Ma l’ormai seconda scelta, Calabria vs Lombardia (per dire…), è a sua volta sostitutiva dell’eterno, irrisolto e oggi quasi innominabile, conflitto di classe.

Non è affatto banale dire che i problemi che può vivere oggi una persona come me, con uno stipendio (e, a periodi, nemmeno quello) sinceramente umiliante rispetto anche solo al valore che produco, hanno molto più in comune con un immigrato che fa l’operaio in fabbrica (o nemmeno quello) che con un qualsiasi italianissimo esponente della, numericamente sempre più sparuta, classe medio-alta di questo Paese.
Insomma: ho più elementi da condividere con la filippina che abita al piano di sopra che con gli avvocati che hanno i loro studi al piano di sotto.

E dico questo nella piena consapevolezza dei miei privilegi che comunque fanno la differenza rispetto ad Isabel, immigrata dalle Filippine una decina d’anni fa.

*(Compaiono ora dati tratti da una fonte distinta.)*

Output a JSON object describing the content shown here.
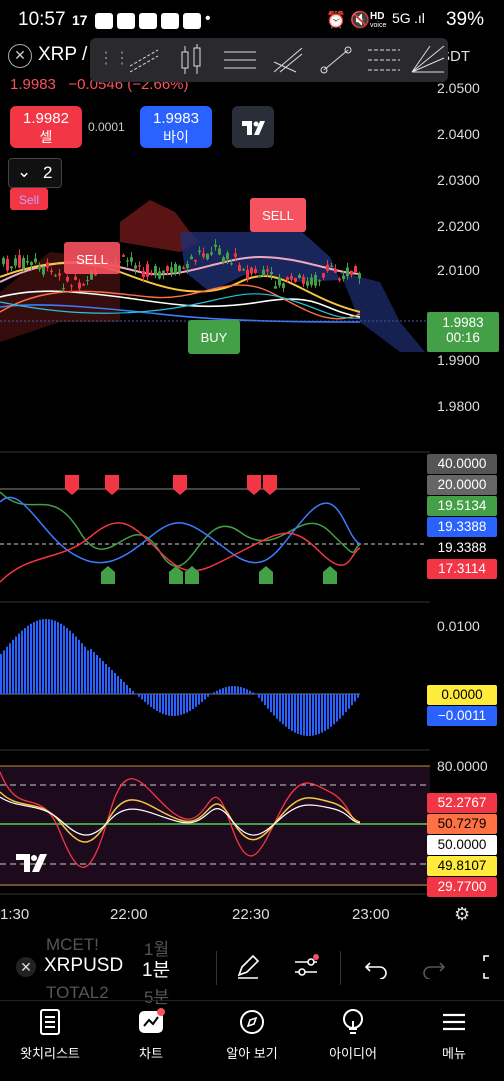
{
  "status": {
    "time": "10:57",
    "battery": "39%",
    "net_label": "HD",
    "net_sub": "voice"
  },
  "header": {
    "symbol": "XRP / ",
    "price": "1.9983",
    "change": "−0.0546 (−2.66%)",
    "pair_suffix": "SDT"
  },
  "trade": {
    "sell_price": "1.9982",
    "sell_label": "셀",
    "buy_price": "1.9983",
    "buy_label": "바이",
    "spread": "0.0001"
  },
  "collapse_count": "2",
  "signals": {
    "sell1": "Sell",
    "sell2": "SELL",
    "sell3": "SELL",
    "buy1": "BUY"
  },
  "price_axis": [
    "2.0500",
    "2.0400",
    "2.0300",
    "2.0200",
    "2.0100",
    "1.9900",
    "1.9800"
  ],
  "price_tag": {
    "price": "1.9983",
    "countdown": "00:16"
  },
  "osc_tags": [
    "40.0000",
    "20.0000",
    "19.5134",
    "19.3388",
    "19.3388",
    "17.3114"
  ],
  "macd_axis": "0.0100",
  "macd_tags": [
    "0.0000",
    "−0.0011"
  ],
  "rsi_axis": "80.0000",
  "rsi_tags": [
    "52.2767",
    "50.7279",
    "50.0000",
    "49.8107",
    "29.7700"
  ],
  "time_axis": [
    "1:30",
    "22:00",
    "22:30",
    "23:00"
  ],
  "bottom": {
    "symbol": "XRPUSD",
    "interval": "1분",
    "ghost1": "MCET!",
    "ghost1b": "1월",
    "ghost2": "TOTAL2",
    "ghost2b": "5분"
  },
  "nav": [
    {
      "label": "왓치리스트"
    },
    {
      "label": "차트"
    },
    {
      "label": "알아 보기"
    },
    {
      "label": "아이디어"
    },
    {
      "label": "메뉴"
    }
  ],
  "colors": {
    "sell": "#f23645",
    "buy": "#2962ff",
    "green": "#43a047",
    "accent": "#f7525f"
  }
}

Tra due giorni compirò 46 anni.
Ebbene, negli ultimi 13 anni, da quando di anni ne avevo 33, non ho mai avuto un lavoro a tempo indeterminato.
Non mi è mai stato nemmeno proposto.

Da allora, e per diversi lavori, sono stato prima un Co.co.co., poi sempre un Co.co.pro (acronimo di coprofago, come dico sempre io).
Ovviamente sempre (a parte qualche eccezione) in attività dove la supposta reciproca libertà del contratto a progetto andava applicata quasi sempre ai miei diritti, inesistenti e privi di qualsiasi tutela, e mai ai miei doveri.
A partire da quello della subordinazione e del rispetto del classico orario d’ufficio (imperativi ineludibili, ovviamente, pena la conclusione immediata del “progetto”).

Quel poco che sono riuscito a strappare in termini di libertà e diritti, si deve solo alla mia capacità di far valere le abilità professionali.
Che però devo reinventare, ridefinire, marketizzare in maniera sempre nuova e sempre più faticosa, man mano che aumenta la mia età.
L’anagrafe impietosa, certifica la mia progressiva difficoltà (fino alla definitiva espulsione, a meno che io non sia capace di inventarmi un’attività da me medesimo) di rimanere inserito in un mercato del lavoro sempre più destinato a giovani che, pur lamentandosi & contorcendosi, sono cresciuti fin da piccoli tra l’incudine e il martello della necessità incontrovertibile (!) di un lavoro flessibile e precario, il solo (?!?) atto a sostenere la competizione globale fino alla notte dei tempi.

Balle colossali ovviamente.
O forse: verità.
Almeno nella misura in cui questo e altri meccanismi, nella competizione globale (così come in quelle che l’hanno preceduta, semplicemente con nomi diversi, nei secoli dei secoli), servono ad ingrassare e crescere piccoli e grandi Briatore d’ognidove, mentre io – secondo loro – dovrei guardarmi le spalle dalla tenera Isabel che abita al piano di sopra.